255037 Dog-walking and sense of community in neighborhoods: Insights for promoting regular physical activity in older adults

Monday, October 29, 2012 : 2:50 PM - 3:10 PM

Ann Toohey, BA, MSc , Population Health Intervention Research Centre, University of Calgary, Calgary, AB, Canada
Gavin McCormack, BSc, MSc, PhD (Public Health) , Department of Community Health Sciences, Faculty of Medicine, University of Calgary, Calgary, AB, Canada
Patricia K. Doyle-Baker, DrPH/PhD , Faculty of Kinesiology, University of Calgary, Calgary, AB, Canada
Cindy Adams, MSW, PhD , Veterinary Clinical and Diagnostic Sciences, University of Calgary, Calgary, AB, Canada
Melanie Rock, RSW, PhD (Anthropology) , Population Health Intervention Research Centre, University of Calgary, Calgary, AB, Canada
Walking provides mental and physical health benefits for older adults. This study investigates whether dog-ownership and neighborhood characteristics are associated with sense of community and neighborhood-based recreational walking among older adults. A random sample of Calgary adults 50 years and older (n=884) participated in telephone and postal surveys that captured sense of community, dog-related factors, neighborhood walking, and demographic characteristics. Neighborhood characteristics (street layout, green space, population density, education, income, and dog population density) were also measured. Logistic regression odds ratios estimated the associations between dog-ownership and neighborhood characteristics and achieving 90 min/wk and 150 min/wk neighborhood-based recreational walking. Mediation and moderation by sense of community was also tested. Among the 25.9% who owned dogs, 57.9% walked their dogs frequently (4 times/wk or more). This group was also more likely to report high sense of community (OR=1.94, p<.05) and to achieve both 90 min/wk (OR=8.18, p<.05) and 150 min/wk (OR=10.68, p<.05) of neighborhood-based recreational walking. No evidence of mediation or moderation of neighborhood-based recreational walking by sense of community was found. Older adults who frequently walk dogs in their neighborhoods may benefit from both increased physical activity and heightened sense of community. Interventions promoting dog-walking in urban neighborhoods while supporting the specific walking needs of older adults may influence healthy aging.

Learning Areas:
Implementation of health education strategies, interventions and programs
Public health or related public policy
Public health or related research
Social and behavioral sciences

Learning Objectives:
Describe the differences among dog-owners (50 yrs and older) who are frequent dog-walkers, those who are infrequent dog-walkers, and non-owners in terms of achieving weekly physical activity recommendations and experiencing positive feelings about their neighborhoods (i.e., sense of community). Identify strategies for leveraging dog-walking -- while considering relevant public policies, programs, and neighborhood characteristics -- as a means of promoting healthy aging in urban and sub-urban neighborhoods.

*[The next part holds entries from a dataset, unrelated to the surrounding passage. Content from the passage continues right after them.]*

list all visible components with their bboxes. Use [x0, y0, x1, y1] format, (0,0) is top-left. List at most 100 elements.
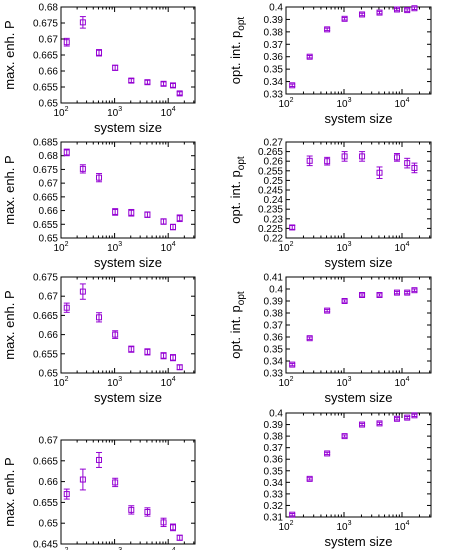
chart-4-ytick-label: 0.65 [39, 369, 59, 380]
chart-0-ytick-label: 0.67 [39, 35, 59, 46]
chart-3-xtick-label: 103 [336, 241, 351, 254]
chart-4-marker [128, 346, 135, 353]
chart-4-marker [63, 304, 70, 311]
chart-5-ytick-label: 0.4 [269, 285, 283, 296]
chart-5-marker [411, 287, 418, 294]
chart-1-ytick-label: 0.36 [264, 52, 284, 63]
chart-4-xtick-label: 103 [107, 376, 122, 389]
chart-1-ytick-label: 0.35 [264, 65, 284, 76]
chart-6-ytick-label: 0.66 [39, 477, 59, 488]
chart-3-ytick-label: 0.255 [258, 166, 283, 177]
chart-7-data-point [306, 475, 313, 482]
chart-4-frame [60, 276, 196, 374]
chart-2-data-point [169, 223, 176, 231]
chart-5-data-point [341, 298, 348, 304]
chart-3-xlabel: system size [325, 255, 393, 270]
chart-1-data-point [411, 5, 418, 12]
chart-4-data-point [128, 345, 135, 353]
chart-4-ytick-label: 0.675 [33, 273, 58, 284]
chart-4-xtick-label: 102 [53, 376, 68, 389]
chart-4-ylabel: max. enh. P [2, 290, 17, 359]
chart-7-marker [393, 415, 400, 422]
chart-3-ytick-label: 0.225 [258, 224, 283, 235]
chart-1-marker [411, 5, 418, 12]
chart-6-panel: 0.6450.650.6550.660.6650.67102103104syst… [2, 436, 196, 550]
chart-5-xlabel: system size [325, 390, 393, 405]
chart-6-ylabel: max. enh. P [2, 457, 17, 526]
chart-4-marker [169, 354, 176, 361]
chart-5-ytick-label: 0.38 [264, 309, 284, 320]
chart-5-ytick-label: 0.37 [264, 321, 284, 332]
chart-0-marker [176, 90, 183, 97]
chart-4-data-point [169, 354, 176, 362]
chart-6-data-point [128, 505, 135, 515]
chart-6-ytick-label: 0.665 [33, 456, 58, 467]
chart-7-marker [404, 414, 411, 421]
chart-3-data-point [341, 151, 348, 162]
chart-3-ytick-label: 0.22 [264, 234, 284, 245]
chart-5-xtick-label: 104 [394, 376, 409, 389]
chart-3-data-point [411, 162, 418, 174]
chart-2-xtick-label: 104 [161, 241, 176, 254]
chart-1-xlabel: system size [325, 111, 393, 126]
chart-3-ytick-label: 0.235 [258, 205, 283, 216]
chart-6-ytick-label: 0.65 [39, 519, 59, 530]
chart-5-marker [289, 361, 296, 368]
chart-7-data-point [359, 421, 366, 428]
chart-5-data-point [306, 335, 313, 342]
chart-2-ytick-label: 0.655 [33, 220, 58, 231]
chart-4-data-point [79, 283, 86, 300]
chart-3-data-point [289, 224, 296, 231]
chart-0-data-point [63, 37, 70, 47]
chart-6-ytick-label: 0.645 [33, 540, 58, 550]
chart-6-data-point [96, 451, 103, 468]
chart-4-ytick-label: 0.67 [39, 292, 59, 303]
chart-3-data-point [393, 153, 400, 162]
chart-3-marker [393, 154, 400, 161]
chart-5-data-point [324, 307, 331, 314]
chart-1-ytick-label: 0.37 [264, 40, 284, 51]
chart-3-ytick-label: 0.27 [264, 138, 284, 149]
chart-2-marker [169, 224, 176, 231]
chart-6-marker [128, 506, 135, 513]
chart-2-data-point [79, 164, 86, 174]
chart-7-xtick-label: 102 [278, 520, 293, 533]
chart-5-ytick-label: 0.39 [264, 297, 284, 308]
chart-0-data-point [169, 82, 176, 89]
chart-1-xtick-label: 104 [394, 97, 409, 110]
chart-6-data-point [160, 517, 167, 528]
chart-2-data-point [128, 208, 135, 217]
chart-0-data-point [160, 80, 167, 87]
chart-3-marker [289, 224, 296, 231]
chart-5-ytick-label: 0.35 [264, 345, 284, 356]
chart-4-marker [96, 314, 103, 321]
chart-2-ytick-label: 0.665 [33, 192, 58, 203]
chart-6-data-point [176, 534, 183, 541]
chart-5-ytick-label: 0.41 [264, 273, 284, 284]
chart-4-marker [79, 288, 86, 295]
chart-3-marker [306, 157, 313, 164]
chart-2-marker [63, 149, 70, 156]
chart-4-marker [144, 348, 151, 355]
chart-3-ytick-label: 0.25 [264, 176, 284, 187]
chart-5-marker [306, 335, 313, 342]
chart-2-ytick-label: 0.675 [33, 165, 58, 176]
chart-3-marker [324, 158, 331, 165]
chart-3-marker [411, 164, 418, 171]
chart-5-marker [393, 289, 400, 296]
chart-6-marker [169, 524, 176, 531]
chart-1-ytick-label: 0.33 [264, 90, 284, 101]
chart-7-ytick-label: 0.33 [264, 489, 284, 500]
chart-1-ytick-label: 0.38 [264, 27, 284, 38]
chart-0-panel: 0.65 0.655 0.66 0.665 0.67 0.675 0.68 102 103 104… [2, 3, 196, 135]
chart-5-ytick-label: 0.34 [264, 357, 284, 368]
chart-3-ytick-label: 0.265 [258, 147, 283, 158]
chart-2-marker [112, 208, 119, 215]
chart-1-marker [341, 15, 348, 22]
chart-7-data-point [376, 420, 383, 427]
chart-3-ytick-label: 0.26 [264, 157, 284, 168]
chart-4-data-point [176, 364, 183, 371]
chart-7-xlabel: system size [325, 534, 393, 549]
chart-7-ytick-label: 0.37 [264, 443, 284, 454]
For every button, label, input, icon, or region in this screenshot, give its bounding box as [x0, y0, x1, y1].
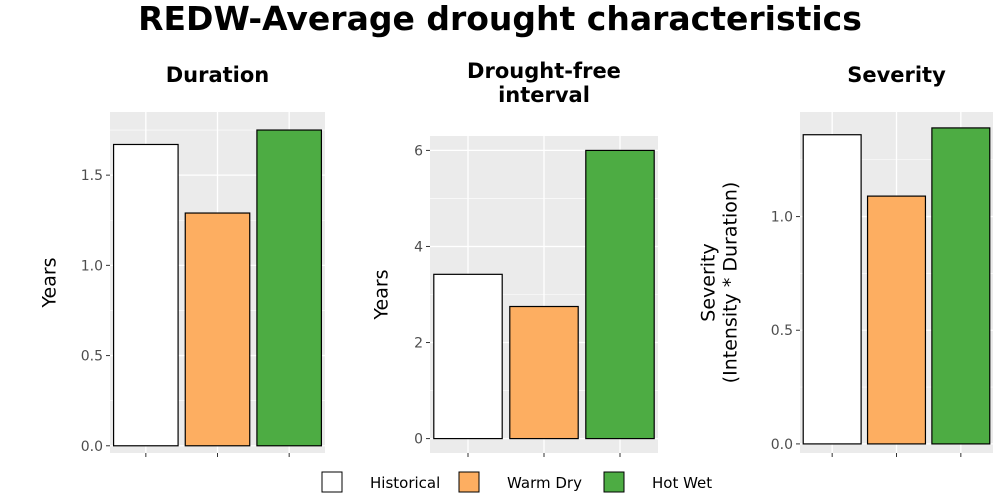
panel-title: Severity — [847, 63, 946, 87]
panel-title: interval — [498, 83, 590, 107]
panel-title: Duration — [166, 63, 270, 87]
y-tick-label: 0.0 — [771, 437, 793, 453]
bar-historical — [802, 134, 862, 445]
y-tick-label: 1.0 — [81, 258, 103, 274]
legend: Historical Warm Dry Hot Wet — [321, 471, 712, 493]
panel-1: 0.0 0.5 1.0 1.5 Duration Years — [39, 63, 325, 457]
figure-title: REDW-Average drought characteristics — [138, 0, 862, 38]
bar-warm-dry — [866, 195, 927, 445]
legend-swatch-historical — [321, 471, 343, 493]
panels: 0.0 0.5 1.0 1.5 Duration Years 0 2 4 6 Drought-fre… — [39, 59, 993, 457]
y-tick-label: 0.0 — [81, 439, 103, 455]
bar-hot-wet — [585, 149, 655, 440]
bar-hot-wet — [931, 127, 991, 445]
y-tick-label: 6 — [414, 143, 423, 159]
y-tick-label: 0 — [414, 432, 423, 448]
legend-swatch-hot-wet — [603, 471, 625, 493]
y-tick-label: 2 — [414, 336, 423, 352]
legend-label: Warm Dry — [507, 474, 582, 492]
legend-label: Historical — [370, 474, 440, 492]
y-tick-label: 4 — [414, 239, 423, 255]
bar-historical — [112, 143, 179, 447]
y-axis-label: Years — [371, 269, 393, 320]
bar-warm-dry — [184, 212, 251, 447]
bar-hot-wet — [256, 129, 323, 447]
legend-swatch-warm-dry — [458, 471, 480, 493]
y-axis-label: (Intensity * Duration) — [720, 182, 742, 384]
legend-label: Hot Wet — [652, 474, 712, 492]
y-tick-label: 1.5 — [81, 168, 103, 184]
y-tick-label: 0.5 — [771, 323, 793, 339]
y-tick-label: 1.0 — [771, 210, 793, 226]
y-axis-label: Years — [39, 257, 61, 308]
bar-warm-dry — [509, 305, 579, 440]
y-axis-label: Severity — [698, 243, 720, 321]
bar-historical — [433, 273, 503, 440]
panel-title: Drought-free — [467, 59, 621, 83]
y-tick-label: 0.5 — [81, 349, 103, 365]
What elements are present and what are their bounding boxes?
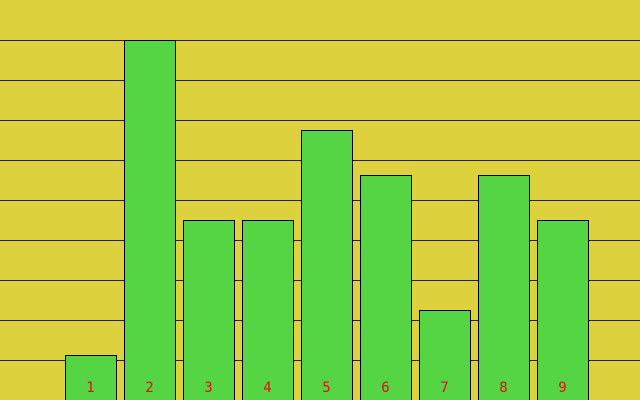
- x-tick-label: 7: [440, 380, 448, 396]
- bar: [301, 130, 353, 400]
- x-tick-label: 9: [558, 380, 566, 396]
- bar: [419, 310, 471, 400]
- x-tick-label: 8: [499, 380, 507, 396]
- bar: [65, 355, 117, 400]
- x-tick-label: 1: [86, 380, 94, 396]
- bar: [124, 40, 176, 400]
- bar: [537, 220, 589, 400]
- bar: [242, 220, 294, 400]
- x-tick-label: 2: [145, 380, 153, 396]
- x-tick-label: 4: [263, 380, 271, 396]
- bar: [360, 175, 412, 400]
- x-tick-label: 5: [322, 380, 330, 396]
- x-tick-label: 3: [204, 380, 212, 396]
- bar: [183, 220, 235, 400]
- x-tick-label: 6: [381, 380, 389, 396]
- bar: [478, 175, 530, 400]
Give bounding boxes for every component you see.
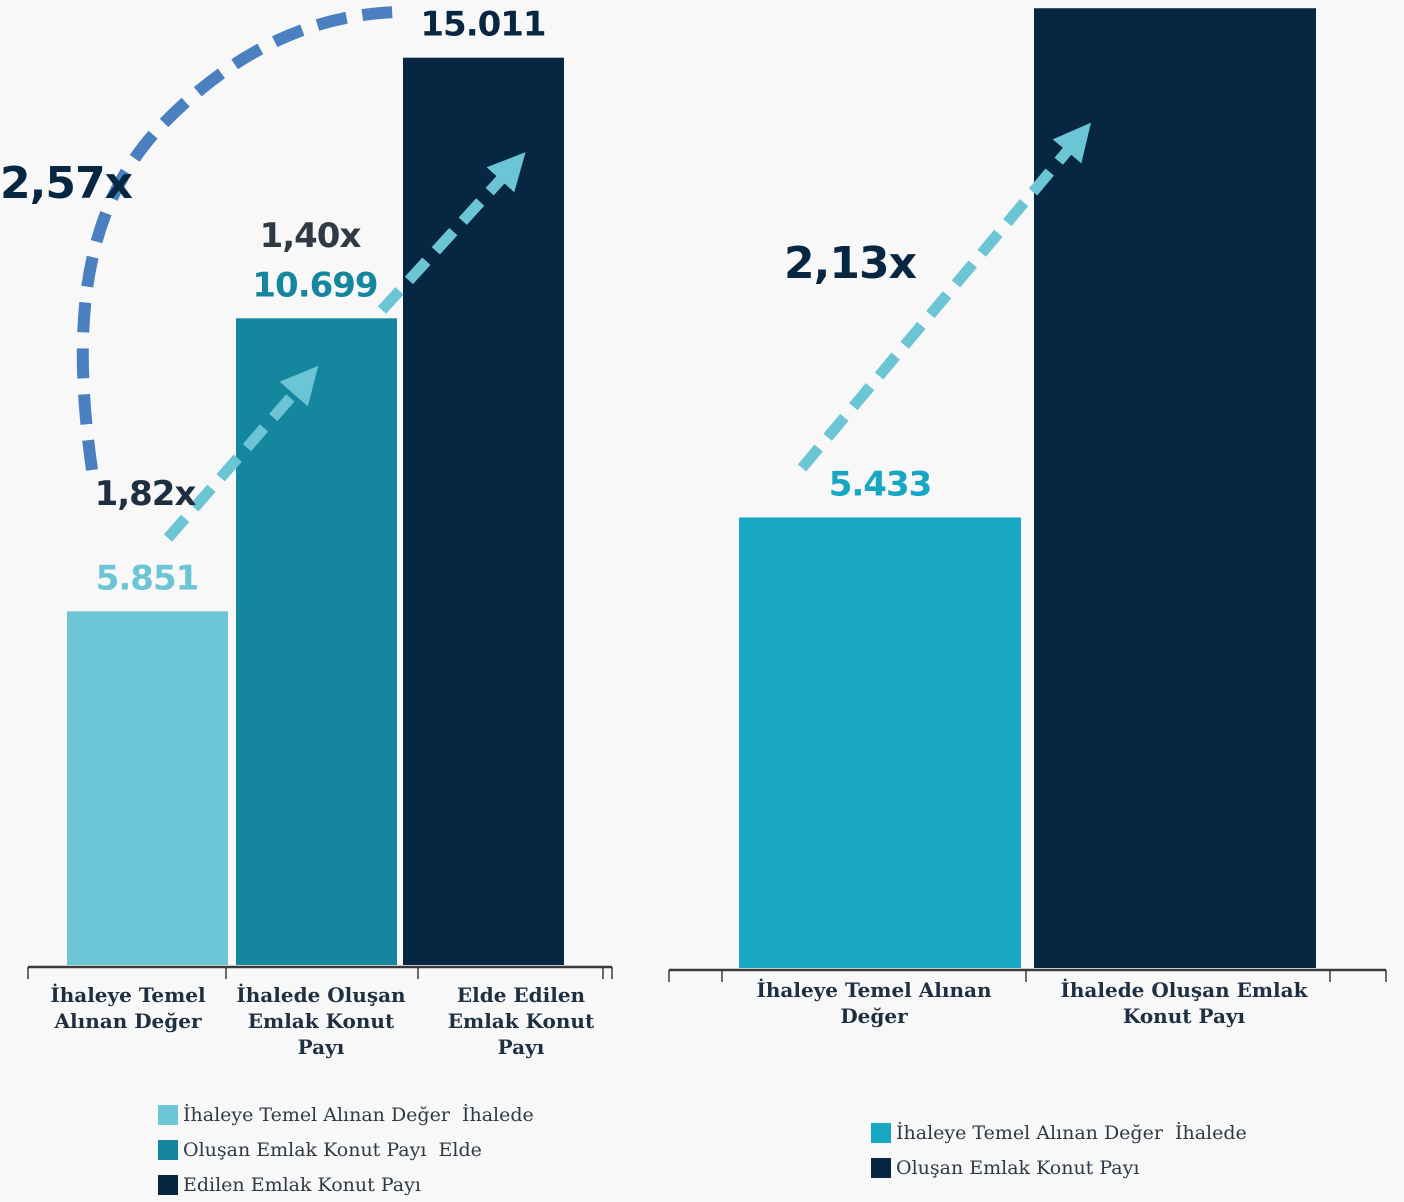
value-label: 10.699 bbox=[252, 265, 377, 305]
legend-item: Oluşan Emlak Konut Payı Elde bbox=[158, 1132, 534, 1167]
legend-swatch bbox=[158, 1104, 178, 1125]
left-bar-chart: 5.851 10.699 15.011 İhaleye Temel Alınan Değ… bbox=[0, 5, 613, 1059]
growth-arrow bbox=[163, 365, 319, 542]
value-label: 5.433 bbox=[829, 464, 932, 504]
legend-swatch bbox=[871, 1122, 891, 1143]
category-label: Elde Edilen Emlak Konut Payı bbox=[448, 983, 595, 1059]
multiplier-label: 1,82x bbox=[95, 474, 197, 514]
bar-1-1 bbox=[67, 611, 228, 965]
legend-swatch bbox=[158, 1174, 178, 1195]
growth-arrow bbox=[797, 122, 1092, 472]
legend-item: Edilen Emlak Konut Payı bbox=[158, 1167, 534, 1202]
legend-swatch bbox=[871, 1157, 891, 1178]
legend-label: İhaleye Temel Alınan Değer İhalede bbox=[896, 1121, 1247, 1144]
legend-swatch bbox=[158, 1139, 178, 1160]
legend-label: Oluşan Emlak Konut Payı bbox=[896, 1156, 1140, 1179]
bar-2-2 bbox=[1034, 8, 1316, 969]
overall-multiplier-label: 2,57x bbox=[0, 158, 133, 209]
value-label: 5.851 bbox=[96, 558, 199, 598]
bar-1-2 bbox=[236, 318, 397, 965]
category-label: İhalede Oluşan Emlak Konut Payı bbox=[236, 983, 406, 1059]
multiplier-label: 1,40x bbox=[260, 216, 362, 256]
overall-growth-arc bbox=[76, 6, 407, 471]
category-label: İhaleye Temel Alınan Değer bbox=[757, 978, 992, 1028]
left-chart-legend: İhaleye Temel Alınan Değer İhalede Oluşan… bbox=[158, 1097, 534, 1202]
legend-label: Oluşan Emlak Konut Payı Elde bbox=[183, 1138, 482, 1161]
legend-item: Oluşan Emlak Konut Payı bbox=[871, 1150, 1247, 1185]
multiplier-label: 2,13x bbox=[784, 238, 917, 289]
legend-label: İhaleye Temel Alınan Değer İhalede bbox=[183, 1103, 534, 1126]
right-bar-chart: 5.433 İhaleye Temel Alınan Değer İhalede Ol… bbox=[668, 8, 1387, 1028]
legend-item: İhaleye Temel Alınan Değer İhalede bbox=[158, 1097, 534, 1132]
legend-label: Edilen Emlak Konut Payı bbox=[183, 1173, 421, 1196]
legend-item: İhaleye Temel Alınan Değer İhalede bbox=[871, 1115, 1247, 1150]
category-label: İhaleye Temel Alınan Değer bbox=[50, 983, 206, 1033]
bar-2-1 bbox=[739, 517, 1021, 968]
bar-1-3 bbox=[403, 57, 564, 965]
value-label: 15.011 bbox=[420, 5, 545, 45]
right-chart-legend: İhaleye Temel Alınan Değer İhalede Oluşan… bbox=[871, 1115, 1247, 1185]
category-label: İhalede Oluşan Emlak Konut Payı bbox=[1061, 978, 1309, 1028]
growth-arrow bbox=[377, 152, 526, 314]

Keywords: Physical Activity, Mental Health

Presenting author's disclosure statement:

Qualified on the content I am responsible for because: I worked collaboratively with co-authors to finalize specific research objectives and to identify an appropriate analytic approach. I conducted the preliminary literature review, cleaned the data set and conducted data analysis. I prepared the initial version of the research paper, which was then distributed among co-authors for comments. I prepared and formatted a revised, final version of the manuscript which was approved by all co-authors.
Any relevant financial relationships? No

I agree to comply with the American Public Health Association Conflict of Interest and Commercial Support Guidelines, and to disclose to the participants any off-label or experimental uses of a commercial product or service discussed in my presentation.